Belair-Gagnon is currently executive director and research scholar at the Yale Information Society Project and a research fellow for the Tow Center for Digital Journalism at Columbia University. Her work, which intersects media sociology, news production and emerging media, puts her on the forefront of research on the journalistic implications of these new frontiers. As social media play an increasingly important role in newsgathering and production, Belair-Gagnon said more research must examine practices and ethics of using such technology as reporting tools.
“I am looking at the ways in which journalistic norms and practices, such as objectivity and verification change with emerging technology,” Belair-Gagnon said. “The growing integration of data into journalism leads to different kinds of news production, forms, content and distribution.”

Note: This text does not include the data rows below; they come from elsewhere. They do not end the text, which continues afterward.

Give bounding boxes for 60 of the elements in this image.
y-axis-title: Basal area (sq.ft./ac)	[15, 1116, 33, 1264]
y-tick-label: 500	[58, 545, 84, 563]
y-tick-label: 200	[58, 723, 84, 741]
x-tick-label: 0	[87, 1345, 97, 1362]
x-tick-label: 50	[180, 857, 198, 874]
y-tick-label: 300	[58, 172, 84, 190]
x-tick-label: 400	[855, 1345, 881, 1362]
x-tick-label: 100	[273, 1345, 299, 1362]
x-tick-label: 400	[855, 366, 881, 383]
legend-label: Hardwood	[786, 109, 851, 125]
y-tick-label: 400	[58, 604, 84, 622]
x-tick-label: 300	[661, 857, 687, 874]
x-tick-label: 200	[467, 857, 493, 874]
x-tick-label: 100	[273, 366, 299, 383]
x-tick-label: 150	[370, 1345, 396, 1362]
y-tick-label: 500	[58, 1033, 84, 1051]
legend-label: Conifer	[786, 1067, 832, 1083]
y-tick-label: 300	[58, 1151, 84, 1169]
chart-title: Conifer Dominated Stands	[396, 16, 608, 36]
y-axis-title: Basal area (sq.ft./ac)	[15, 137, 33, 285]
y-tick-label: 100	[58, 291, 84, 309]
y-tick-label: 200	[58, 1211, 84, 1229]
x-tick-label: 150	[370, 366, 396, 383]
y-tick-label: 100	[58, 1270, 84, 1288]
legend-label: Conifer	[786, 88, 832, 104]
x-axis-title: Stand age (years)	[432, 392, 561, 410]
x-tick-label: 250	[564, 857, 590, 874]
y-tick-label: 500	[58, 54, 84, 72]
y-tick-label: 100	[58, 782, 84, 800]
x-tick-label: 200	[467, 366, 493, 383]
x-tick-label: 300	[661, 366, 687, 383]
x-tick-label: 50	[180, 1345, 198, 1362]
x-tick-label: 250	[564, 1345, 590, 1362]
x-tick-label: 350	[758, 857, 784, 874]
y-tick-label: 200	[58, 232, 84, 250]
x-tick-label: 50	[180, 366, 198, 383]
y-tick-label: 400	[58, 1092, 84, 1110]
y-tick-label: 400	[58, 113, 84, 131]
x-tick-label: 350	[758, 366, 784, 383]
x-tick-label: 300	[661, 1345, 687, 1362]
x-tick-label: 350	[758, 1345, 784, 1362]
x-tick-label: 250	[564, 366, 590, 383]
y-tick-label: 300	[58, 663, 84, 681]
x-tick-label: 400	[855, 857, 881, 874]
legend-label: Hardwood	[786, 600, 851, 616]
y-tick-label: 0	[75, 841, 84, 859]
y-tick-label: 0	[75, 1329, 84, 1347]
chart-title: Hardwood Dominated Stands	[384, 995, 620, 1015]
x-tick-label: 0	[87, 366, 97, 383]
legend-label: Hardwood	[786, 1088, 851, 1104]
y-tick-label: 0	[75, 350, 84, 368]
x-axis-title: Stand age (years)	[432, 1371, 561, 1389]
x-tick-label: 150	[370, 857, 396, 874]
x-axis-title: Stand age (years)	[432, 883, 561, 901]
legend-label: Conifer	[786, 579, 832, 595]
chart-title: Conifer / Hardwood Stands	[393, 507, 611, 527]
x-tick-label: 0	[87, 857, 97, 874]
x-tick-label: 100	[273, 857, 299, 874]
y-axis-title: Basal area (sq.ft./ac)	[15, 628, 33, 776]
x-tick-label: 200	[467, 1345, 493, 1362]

Most recently, Belair-Gagnon and her co-researchers at the Tow Center interviewed journalists who made extensive and pioneering use of chat apps during instances of political unrest. In those cases, journalists followed events in real-time, developed sources to interview and engaged with participants and audiences via chat apps. This work builds on her book on how BBC News integrated social media into its international crisis reporting.
“We are developing a typology of old and new spaces of reporting – from coffee shops to WeChat – in which journalists perform their roles as observers and chroniclers of major crises,” Belair-Gagnon said.
Belair-Gagnon plans to write a series of articles and a book chapter based on the research. She has presented her work in lectures and at conferences around the world, including the recent International Journalism Festival in Perugia, Italy. Her teaching experience includes graduate-level courses in big data and global media, media law and policy at Yale Law School, as well as undergraduate courses at City University London and Université de Montréal.
At SJMC, Belair-Gagnon will teach Mass Media and Popular Culture (JOUR 3745) and New Media and Culture (JOUR 3751). Her research will give students a bird’s eye view of the latest industry trends and best practices for the use of emerging technology in the gathering and production of news.
“I can have conversations with journalists in news organizations I am studying and share my results,” Belair-Gagnon said. “That can have an impact on journalistic practices and implications for students who are thinking about practicing journalism.”